D’un côté la Grèce, de l’autre l’Europe engagées dans un bras de fer dont le prochain point fort sera le référendum convoqué le 5 juillet : c’est dans ce registre sémantique que les médias puisent quotidiennement pour rendre compte de la tentative d’étranglement du gouvernement d’Alexis Tsipras. Si tout le monde comprend bien ce que recouvre le mot « Grèce », et pas seulement en termes géographiques, il n’en va pas de même pour le mot « Europe ». En l’occurrence, il ne s’agit ni des peuples ni des sociétés ni des Parlements nationaux des pays membres de l’Union européenne (UE) ni même du Parlement européen. Il s’agit des forces conjuguées – désignées jusqu’à récemment comme la « troïka » – de la Commission européenne, de la Banque centrale européenne (BCE) et du Fonds monétaire international (FMI) dont, rappelons-le, le siège est à Washington…
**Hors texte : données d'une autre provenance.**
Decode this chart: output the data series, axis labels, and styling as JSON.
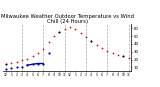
{
  "title": "Milwaukee Weather Outdoor Temperature vs Wind Chill (24 Hours)",
  "title_fontsize": 3.8,
  "background_color": "#ffffff",
  "hours": [
    0,
    1,
    2,
    3,
    4,
    5,
    6,
    7,
    8,
    9,
    10,
    11,
    12,
    13,
    14,
    15,
    16,
    17,
    18,
    19,
    20,
    21,
    22,
    23
  ],
  "temp": [
    14,
    16,
    17,
    19,
    21,
    24,
    28,
    34,
    42,
    50,
    55,
    59,
    61,
    59,
    54,
    49,
    44,
    39,
    35,
    31,
    28,
    26,
    24,
    22
  ],
  "wind_chill": [
    8,
    9,
    10,
    11,
    13,
    14,
    15,
    15,
    28,
    50,
    55,
    59,
    61,
    59,
    54,
    49,
    44,
    39,
    35,
    31,
    28,
    26,
    24,
    22
  ],
  "black_temp_indices": [
    0,
    10,
    16,
    22
  ],
  "ylim": [
    5,
    65
  ],
  "yticks": [
    10,
    20,
    30,
    40,
    50,
    60
  ],
  "ytick_labels": [
    "10",
    "20",
    "30",
    "40",
    "50",
    "60"
  ],
  "xtick_positions": [
    0,
    1,
    2,
    3,
    4,
    5,
    6,
    7,
    8,
    9,
    10,
    11,
    12,
    13,
    14,
    15,
    16,
    17,
    18,
    19,
    20,
    21,
    22,
    23
  ],
  "xtick_labels": [
    "12",
    "1",
    "2",
    "3",
    "4",
    "5",
    "6",
    "7",
    "8",
    "9",
    "10",
    "11",
    "12",
    "1",
    "2",
    "3",
    "4",
    "5",
    "6",
    "7",
    "8",
    "9",
    "10",
    "11"
  ],
  "vlines": [
    3,
    7,
    11,
    15,
    19,
    23
  ],
  "red_color": "#cc0000",
  "blue_color": "#0000cc",
  "black_color": "#000000",
  "grid_color": "#888888"
}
La réduction de l’idée d’Europe à l’addition de trois institutions indépendantes, et donc situées hors de portée du suffrage universel, n’est pas seulement, comme on pourrait le croire, un abus de langage, une facilité médiatique - à laquelle l’auteur de ces lignes cède parfois lui aussi… L’emploi inconsidéré de ce mot, avec ou sans la composante FMI, n’est pas limité au cas grec. Il devient la norme dans un grand nombre de situations, et particulièrement dans toutes celles où il faut imposer l’ordre néolibéral. Les « plans de sauvetage » de Chypre, de l’Espagne, de l’Irlande et du Portugal portent également la signature « Europe ».
Cette usurpation d’identité lexicale a un grand avantage pour les gouvernements. Elle leur permet de s’abriter derrière les institutions de l’UE pour ne pas avoir à répondre de leurs actes devant leurs électeurs. Car ce sont bien eux qui, en dernière instance, prennent les décisions cruciales dans le cadre du Conseil européen, et non pas la Commission ni même la BCE. Il existe de toute manière une profonde solidarité idéologique et une répartition des tâches entre ces trois entités. L’acharnement dont elles font preuve contre le gouvernement de Syriza ne s’explique pas seulement par des divergences – certes profondes – sur la question de la dette souveraine grecque. Il vise aussi à tuer dans l’œuf, par un changement de gouvernement à Athènes, toute forme de dissidence au sein d’un bloc jusqu’ici homogène [1]. La perspective d’une victoire de Podemos aux prochaines élections législatives en Espagne, entraînant la création d’un axe Athènes-Madrid contre les politiques d’austérité, ne peut que renforcer la volonté de l’ « Europe » – les guillemets s’imposent – de mettre les Grecs au pas.
Il existe quelques dizaines de milliers de personnes qui ne s’offusquent pas nécessairement de l’utilisation du mot Europe (sans guillemets) pour désigner les institutions de Bruxelles, Francfort, Luxembourg et Strasbourg : ce sont les membres (élus et fonctionnaires) de ces institutions. Baignant dans des milieux plurinationaux et plurilingues, mais largement coupés des réalités de leur pays d’origine, notamment par le niveau de leur rémunération, ils se perçoivent souvent comme les seuls vrais Européens. Pour beaucoup d’entre eux, les Etats sont de simples provinces de leur « Europe » et doivent donc être traités comme tels.
Dans la mesure où, pour les opinions publiques, l’UE se réduit à ses seules institutions, et où ces dernières prennent des décisions – empruntées à toute la panoplie néolibérale – que les gouvernements imposent ensuite à leurs citoyens – en oubliant de préciser qu’ils les ont votées – il ne faut pas s’étonner de la progression de l’euroscepticisme. Et ce n’est pas la dénonciation rituelle du « populisme » [2], qui masque souvent la méfiance à l’égard de toute forme de souveraineté populaire, qui inversera la courbe ascendante de cet euroscepticisme.